Un abbattimento del 40% del raccolto di grano in Canada e in USA sta condizionando il mercato mondiale del grano con i prezzi che sono saliti alle stelle. Sono tanti i prodotti che adesso troviamo facilmente in tutti i supermercati, a prezzi abbastanza accessibili e in grande quantità, come la pasta, che rischiano di essere introvabili o molto costosi.

Il cambiamento climatico, e il conseguente moltiplicarsi di fenomeni come l’innalzamento della temperatura, la siccità, i parassiti e le alluvioni cambierà le sorti del loro posizionamento nel mercato.

Zucchero e caffè potrebbero avere nel 2022 un aumento dei prezzi non poco rilevante. “I timori legati alle condizioni meteorologiche restano in primo piano e potrebbero alimentare volatilità, a causa degli impatti più gravi e meno prevedibili di cambiamento climatico e riscaldamento globale sul settore”.

In particolare, le previsioni del prezzo del caffè dipendono su grande scala dalla “significativa scarsità di offerta sul mercato”. Questo è quanto dichiara Daniela Corsini, Economista sui Mercati delle Materie Prime di Banca Intesa San Paolo, che ha condotto uno studio sulle commodity.

Dello stesso avviso l’Organizzazione Internazionale del Caffè (Ico) che sottolinea una doppia concomitanza di fattori: una diminuzione della materia causata da una maggiore domanda globale contro la diminuzione della produzione dei principali Paesi che esportano i chicchi di caffè.

Quali alimenti stanno subendo il cambiamento climatico?

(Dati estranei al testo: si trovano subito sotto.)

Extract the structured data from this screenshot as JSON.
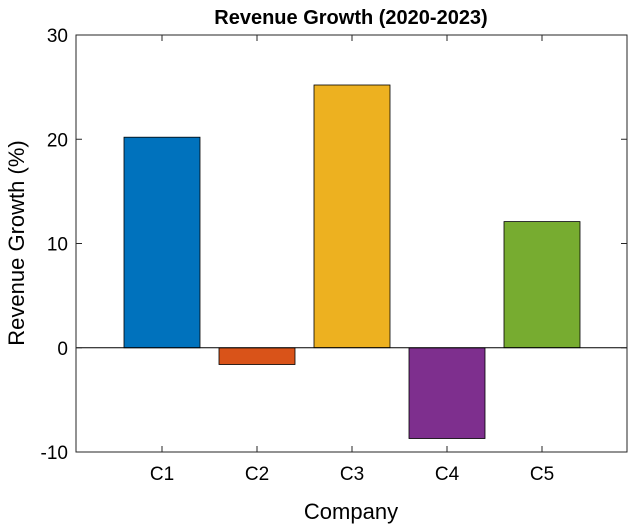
{
  "chart_data": {
    "type": "bar",
    "title": "Revenue Growth (2020-2023)",
    "xlabel": "Company",
    "ylabel": "Revenue Growth (%)",
    "categories": [
      "C1",
      "C2",
      "C3",
      "C4",
      "C5"
    ],
    "values": [
      20.2,
      -1.6,
      25.2,
      -8.7,
      12.1
    ],
    "bar_colors": [
      "#0072BD",
      "#D95319",
      "#EDB120",
      "#7E2F8E",
      "#77AC30"
    ],
    "ylim": [
      -10,
      30
    ],
    "yticks": [
      -10,
      0,
      10,
      20,
      30
    ],
    "ytick_labels": [
      "-10",
      "0",
      "10",
      "20",
      "30"
    ],
    "grid": false,
    "legend": "none",
    "baseline": 0
  }
}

A rischio anche lo zucchero. “Quest’anno – mette in luce lo studio sulle materie prime – anche i mercati dello zucchero hanno sofferto per condizioni meteo estreme. In particolare, le gelate che hanno colpito il Sud America hanno danneggiato i raccolti in Brasile e hanno alimentato timori sulla carenza di offerta mondiale”.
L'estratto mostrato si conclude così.